A gig used to trial safety measures for the return of live music “did not succeed” in providing a blueprint for the industry, according to the manager of the venue that hosted the event.
Folk rocker Frank Turner played to a socially-distanced audience at London’s Clapham Grand on Tuesday.
Only 200 people attended, compared to the venue’s normal capacity of 1,250.
Venue manager Ally Wolf said the government-backed pilot was not financially viable for venues.
“It can’t be the future for live music, it can’t be the future for venues,” he said, noting that the show did not make enough money to cover the venue’s operating costs, even before the performer’s fee was taken into account.
Live music in the UK has been almost completely cancelled since March, due to the lockdown and social-distancing regulations.
Major tours and festivals have all been called off. A tour of drive-in gigs, featuring acts like The Streets, Kaiser Chiefs, Dizzee Rascal and Sigala was also scrapped, with organisers saying the “latest developments over local lockdowns” meant they couldn’t proceed “with any confidence”.
However, some test shows have now been permitted, to explore how live music could return as lockdown restrictions ease.
Last week, Beverly Knight played a socially distanced gig at the London Palladium venue, ahead of the proposed reopening of theatres on 1 August.
Turner said Tuesday’s show was his “first proper gig in over four months” and described it as a “strange, emotional evening”.
Wolf said that, while Turner’s performance was “great” and it was nice to see an audience back inside the venue, he was not about to get “caught up in the jubilation of finally being able to put on a show”.
He said the pilot was “not a financial model that the industry can remotely rely upon to get to be sustainable” and would be particularly damaging for smaller venues.
The BBC has asked the government for a comment about the pilot concert.

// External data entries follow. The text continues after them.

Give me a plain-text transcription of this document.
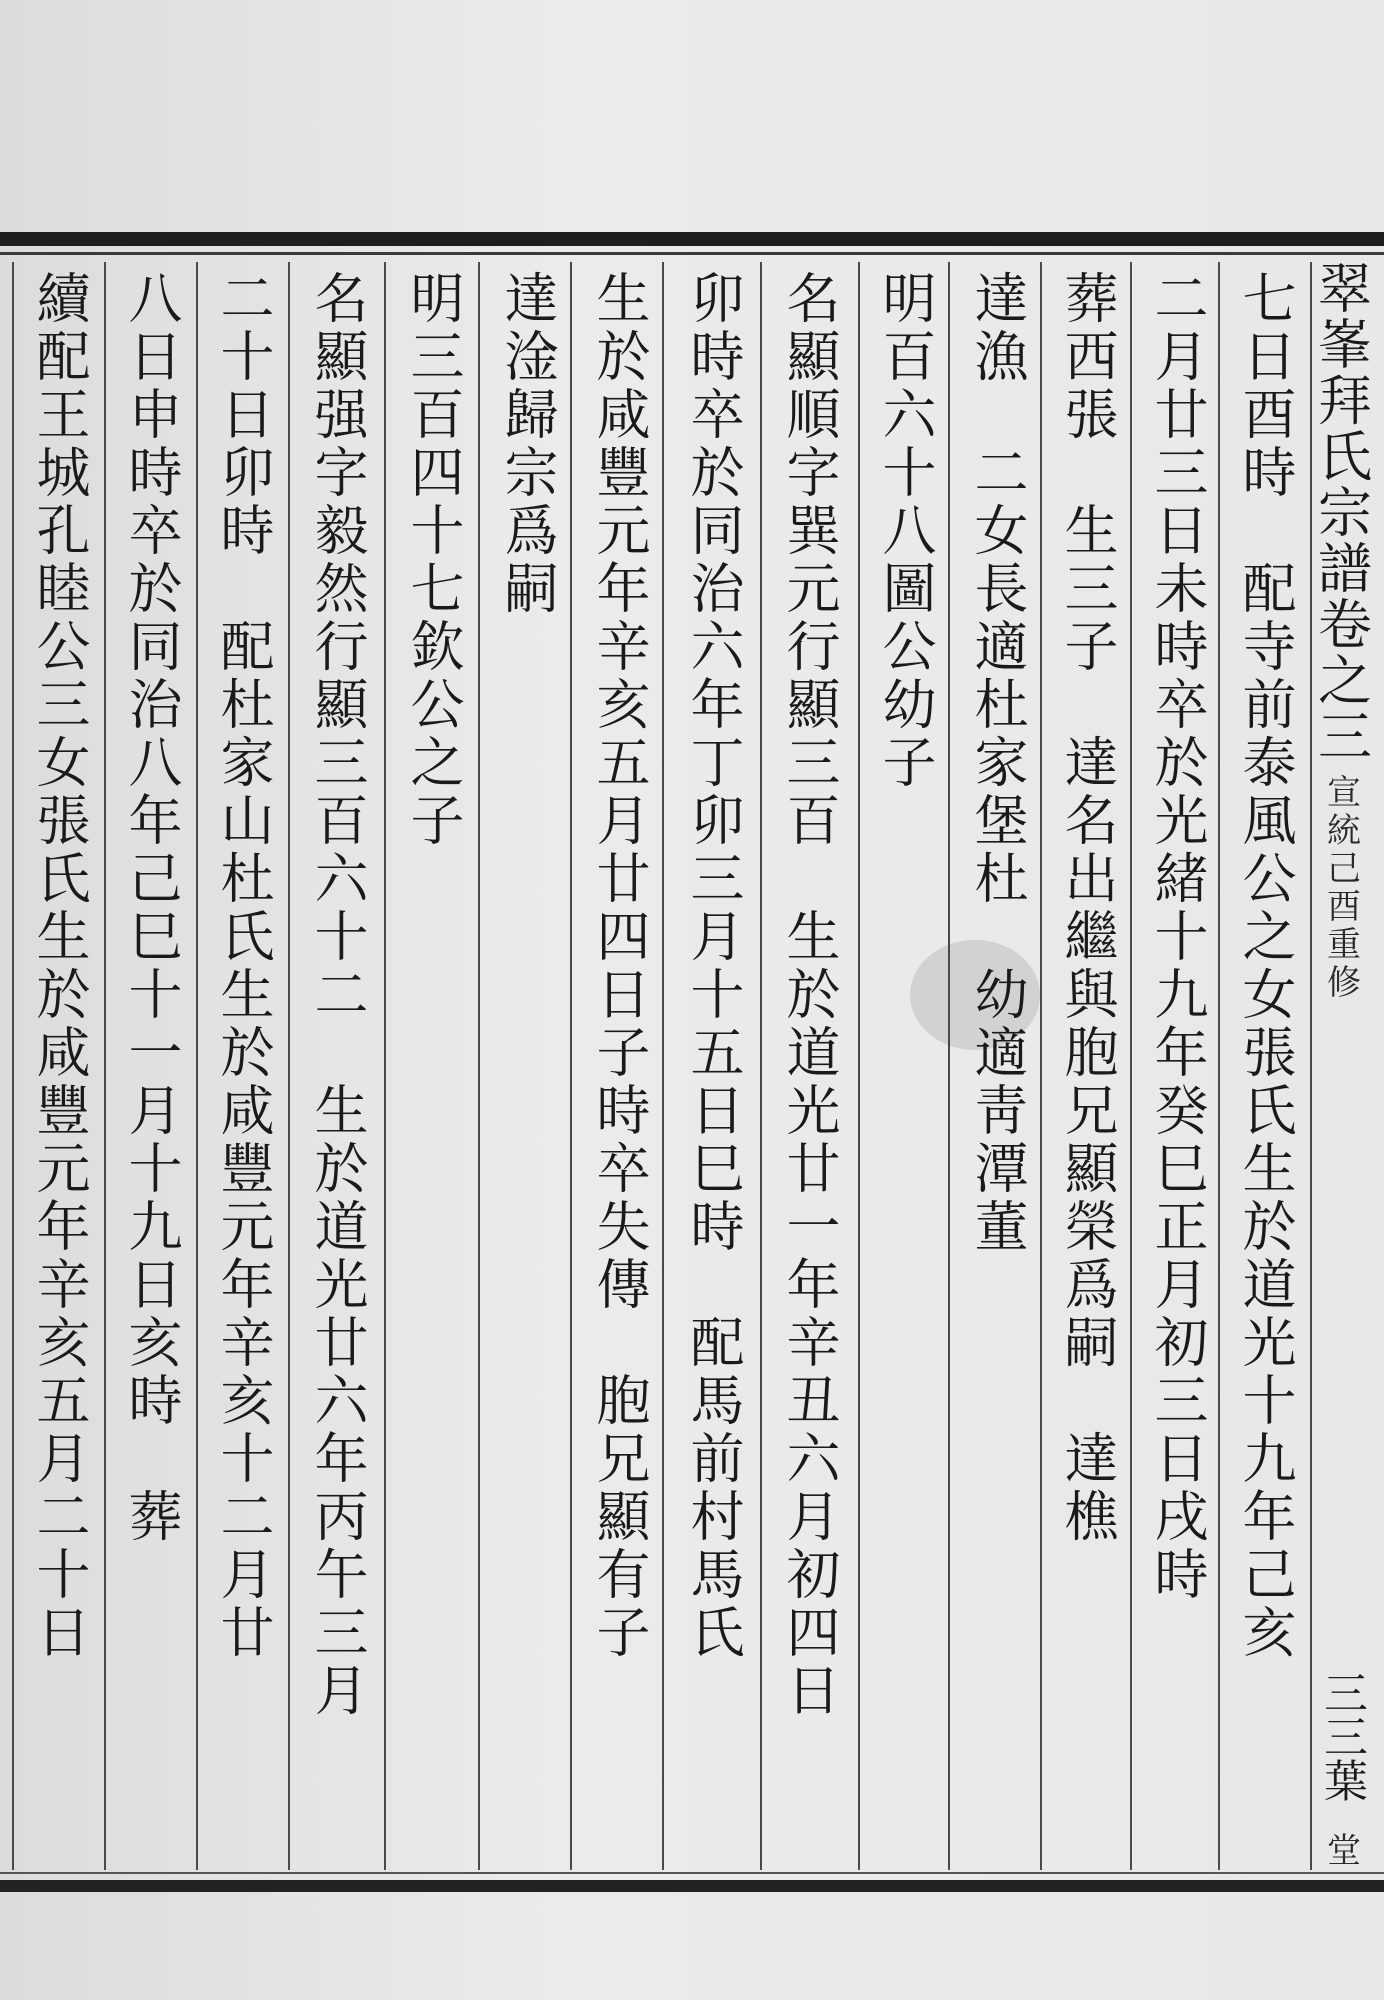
翠峯拜氏宗譜
卷之三
宣統己酉重修
三三葉
堂
七日酉時　配寺前泰風公之女張氏生於道光十九年己亥
二月廿三日未時卒於光緒十九年癸巳正月初三日戌時
葬西張　生三子　達名出繼與胞兄顯榮爲嗣　達樵
達漁　二女長適杜家堡杜　幼適靑潭董
明百六十八圖公幼子
名顯順字巽元行顯三百　生於道光廿一年辛丑六月初四日
卯時卒於同治六年丁卯三月十五日巳時　配馬前村馬氏
生於咸豐元年辛亥五月廿四日子時卒失傳　胞兄顯有子
達淦歸宗爲嗣
明三百四十七欽公之子
名顯强字毅然行顯三百六十二　生於道光廿六年丙午三月
二十日卯時　配杜家山杜氏生於咸豐元年辛亥十二月廿
八日申時卒於同治八年己巳十一月十九日亥時　葬
續配王城孔睦公三女張氏生於咸豐元年辛亥五月二十日
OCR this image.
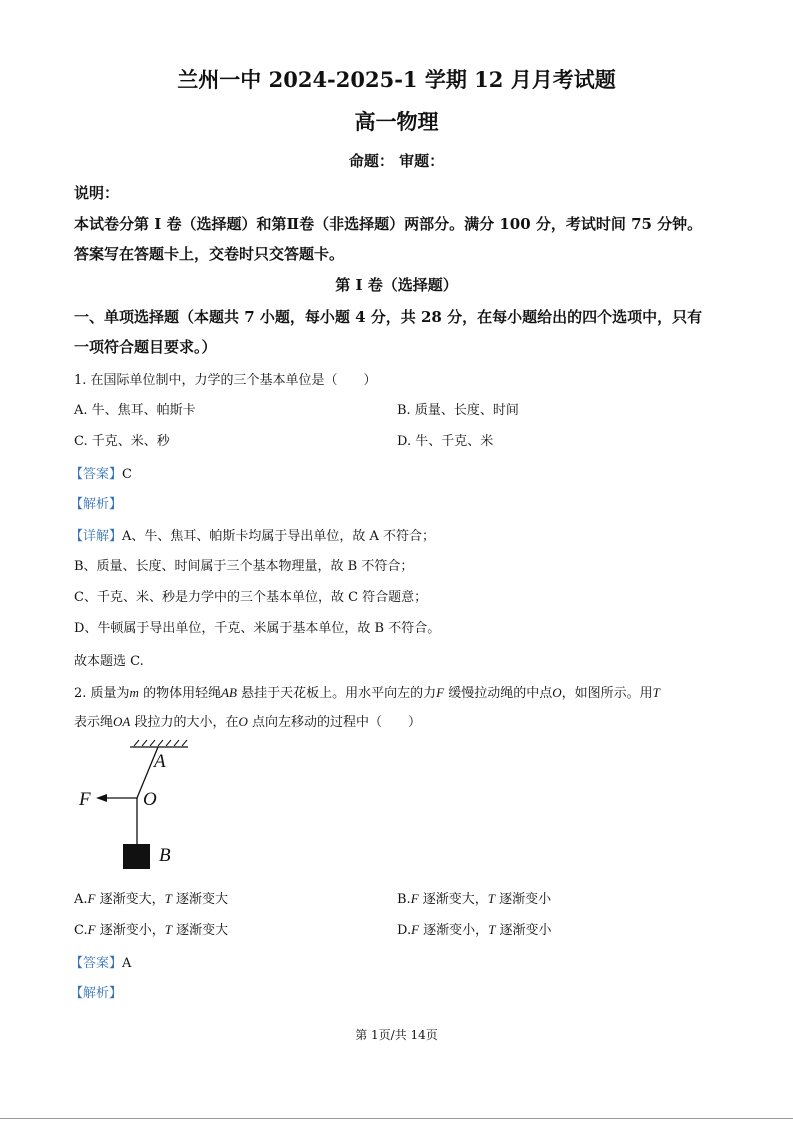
兰州一中 2024-2025-1 学期 12 月月考试题
高一物理
命题： 审题：
说明：
本试卷分第 I 卷（选择题）和第Ⅱ卷（非选择题）两部分。满分 100 分，考试时间 75 分钟。
答案写在答题卡上，交卷时只交答题卡。
第 I 卷（选择题）
一、单项选择题（本题共 7 小题，每小题 4 分，共 28 分，在每小题给出的四个选项中，只有
一项符合题目要求。）
1. 在国际单位制中，力学的三个基本单位是（　　）
A. 牛、焦耳、帕斯卡	B. 质量、长度、时间
C. 千克、米、秒	D. 牛、千克、米
【答案】C
【解析】
【详解】A、牛、焦耳、帕斯卡均属于导出单位，故 A 不符合；
B、质量、长度、时间属于三个基本物理量，故 B 不符合；
C、千克、米、秒是力学中的三个基本单位，故 C 符合题意；
D、牛顿属于导出单位，千克、米属于基本单位，故 B 不符合。
故本题选 C.
2. 质量为m 的物体用轻绳AB 悬挂于天花板上。用水平向左的力F 缓慢拉动绳的中点O，如图所示。用T
表示绳OA 段拉力的大小，在O 点向左移动的过程中（　　）
A
F	O
B
A.F 逐渐变大，T 逐渐变大	B.F 逐渐变大，T 逐渐变小
C.F 逐渐变小，T 逐渐变大	D.F 逐渐变小，T 逐渐变小
【答案】A
【解析】
第 1页/共 14页
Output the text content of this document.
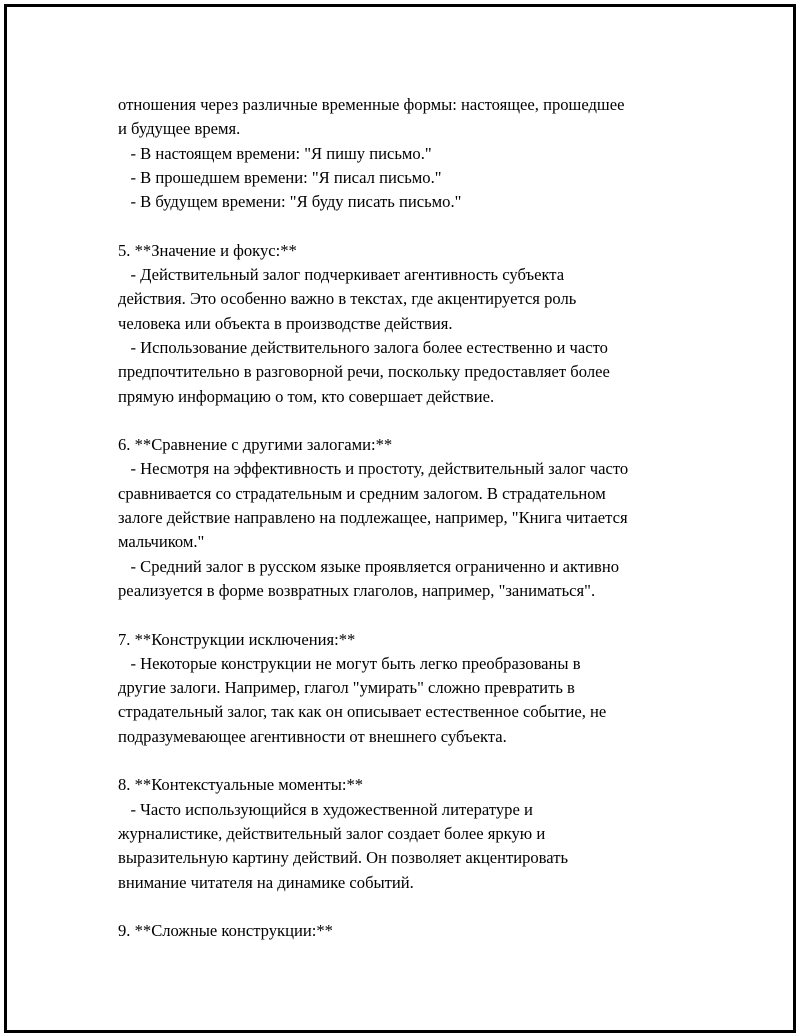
отношения через различные временные формы: настоящее, прошедшее
и будущее время.
- В настоящем времени: "Я пишу письмо."
- В прошедшем времени: "Я писал письмо."
- В будущем времени: "Я буду писать письмо."
5. **Значение и фокус:**
- Действительный залог подчеркивает агентивность субъекта
действия. Это особенно важно в текстах, где акцентируется роль
человека или объекта в производстве действия.
- Использование действительного залога более естественно и часто
предпочтительно в разговорной речи, поскольку предоставляет более
прямую информацию о том, кто совершает действие.
6. **Сравнение с другими залогами:**
- Несмотря на эффективность и простоту, действительный залог часто
сравнивается со страдательным и средним залогом. В страдательном
залоге действие направлено на подлежащее, например, "Книга читается
мальчиком."
- Средний залог в русском языке проявляется ограниченно и активно
реализуется в форме возвратных глаголов, например, "заниматься".
7. **Конструкции исключения:**
- Некоторые конструкции не могут быть легко преобразованы в
другие залоги. Например, глагол "умирать" сложно превратить в
страдательный залог, так как он описывает естественное событие, не
подразумевающее агентивности от внешнего субъекта.
8. **Контекстуальные моменты:**
- Часто использующийся в художественной литературе и
журналистике, действительный залог создает более яркую и
выразительную картину действий. Он позволяет акцентировать
внимание читателя на динамике событий.
9. **Сложные конструкции:**
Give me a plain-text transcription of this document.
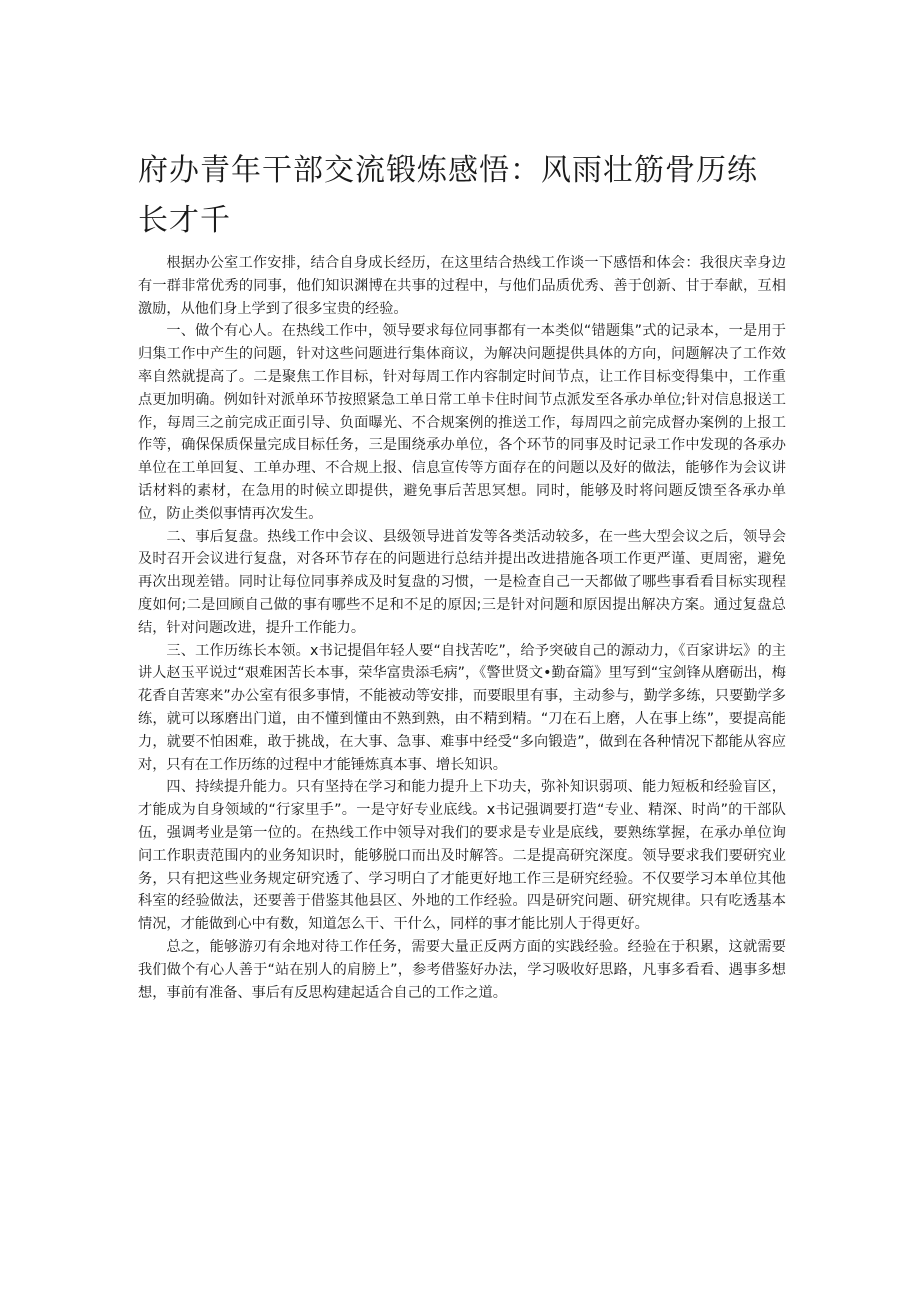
府办青年干部交流锻炼感悟：风雨壮筋骨历练长才千

根据办公室工作安排，结合自身成长经历，在这里结合热线工作谈一下感悟和体会：我很庆幸身边有一群非常优秀的同事，他们知识渊博在共事的过程中，与他们品质优秀、善于创新、甘于奉献，互相激励，从他们身上学到了很多宝贵的经验。

一、做个有心人。在热线工作中，领导要求每位同事都有一本类似“错题集”式的记录本，一是用于归集工作中产生的问题，针对这些问题进行集体商议，为解决问题提供具体的方向，问题解决了工作效率自然就提高了。二是聚焦工作目标，针对每周工作内容制定时间节点，让工作目标变得集中，工作重点更加明确。例如针对派单环节按照紧急工单日常工单卡住时间节点派发至各承办单位;针对信息报送工作，每周三之前完成正面引导、负面曝光、不合规案例的推送工作，每周四之前完成督办案例的上报工作等，确保保质保量完成目标任务，三是围绕承办单位，各个环节的同事及时记录工作中发现的各承办单位在工单回复、工单办理、不合规上报、信息宣传等方面存在的问题以及好的做法，能够作为会议讲话材料的素材，在急用的时候立即提供，避免事后苦思冥想。同时，能够及时将问题反馈至各承办单位，防止类似事情再次发生。

二、事后复盘。热线工作中会议、县级领导进首发等各类活动较多，在一些大型会议之后，领导会及时召开会议进行复盘，对各环节存在的问题进行总结并提出改进措施各项工作更严谨、更周密，避免再次出现差错。同时让每位同事养成及时复盘的习惯，一是检查自己一天都做了哪些事看看目标实现程度如何;二是回顾自己做的事有哪些不足和不足的原因;三是针对问题和原因提出解决方案。通过复盘总结，针对问题改进，提升工作能力。

三、工作历练长本领。x书记提倡年轻人要“自找苦吃”，给予突破自己的源动力，《百家讲坛》的主讲人赵玉平说过“艰难困苦长本事，荣华富贵添毛病”，《警世贤文•勤奋篇》里写到“宝剑锋从磨砺出，梅花香自苦寒来”办公室有很多事情，不能被动等安排，而要眼里有事，主动参与，勤学多练，只要勤学多练，就可以琢磨出门道，由不懂到懂由不熟到熟，由不精到精。“刀在石上磨，人在事上练”，要提高能力，就要不怕困难，敢于挑战，在大事、急事、难事中经受“多向锻造”，做到在各种情况下都能从容应对，只有在工作历练的过程中才能锤炼真本事、增长知识。

四、持续提升能力。只有坚持在学习和能力提升上下功夫，弥补知识弱项、能力短板和经验盲区，才能成为自身领域的“行家里手”。一是守好专业底线。x书记强调要打造“专业、精深、时尚”的干部队伍，强调考业是第一位的。在热线工作中领导对我们的要求是专业是底线，要熟练掌握，在承办单位询问工作职责范围内的业务知识时，能够脱口而出及时解答。二是提高研究深度。领导要求我们要研究业务，只有把这些业务规定研究透了、学习明白了才能更好地工作三是研究经验。不仅要学习本单位其他科室的经验做法，还要善于借鉴其他县区、外地的工作经验。四是研究问题、研究规律。只有吃透基本情况，才能做到心中有数，知道怎么干、干什么，同样的事才能比别人于得更好。

总之，能够游刃有余地对待工作任务，需要大量正反两方面的实践经验。经验在于积累，这就需要我们做个有心人善于“站在别人的肩膀上”，参考借鉴好办法，学习吸收好思路，凡事多看看、遇事多想想，事前有准备、事后有反思构建起适合自己的工作之道。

What was The Clapham Grand pilot experience like?
- Seating and tables were brought into The Clapham Grand – a venue were people usually stand to watch shows – to allow for social distancing.
- Gig-goers were asked to arrive at staggered intervals and had their temperature checked as they entered the building.
- They were then able to order drinks to their tables.
- One-way systems were put in place around the venue
Turner had previously performed a live-streamed Facebook fundraising gig “to raise cash for my touring family, who are all tough financial straits” during the lockdown.
Speaking before the show on Tuesday, he stressed how strange it would be to play a tour of venues that were less than one-fifth full.
“A huge part of performance is the energy exchange with the crowd and as a performer you feed off that energy that is coming back at you,” said the singer.
After the event, the singer-songwriter said he’d agreed to play for free, in order to “demonstrate willingness to try”, on behalf of the decimated industry. He also wanted “to show that both performers and audience could successfully abide by the restrictions posited by the powers-that-be”, as well as underlining “that this specific set-up doesn’t work”.
“This is not the start of a series of shows like this – that’d bankrupt everyone involved,” he wrote. “But it was, as I say, a gesture of cooperation, an attempt to feel out the situation with an eye to taking steps in a better direction.
“But most of all it was an [expletive] GIG. I have missed that, for sure. It turns out, live music really, really matters.”
Among the 200-strong crowd was “massive fan of live music”, Angela Johnson, who praised the venue for doing their utmost to keep her and her friend safe, on a spacious table for four.
“As always, Frank and Jay [McAllister, from support act Beans on Toast] turned out brilliant performances charged with so much emotion and and it just filled my heart and still on a high today,” she told the BBC.
“I feel very grateful to have attended what am sure will be a legendary gig and hope that the government will loosen the restrictions and support independent venues financially so that more people can get back to enjoying live music again.”
Earlier this month, following pleas for help from big-name stars including Dua Lipa, Liam Gallagher and Sir Paul McCartney, a £1.57 billion support package for the arts was announced by culture secretary Oliver Dowden.
However, Dowden admitted it would not be enough to save every job.
Two popular Manchester music venues were recently saved from closure after a deal was agreed with help from gig promoters and Charlatans singer Tim Burgess, yet many more concert halls across the UK remain under threat.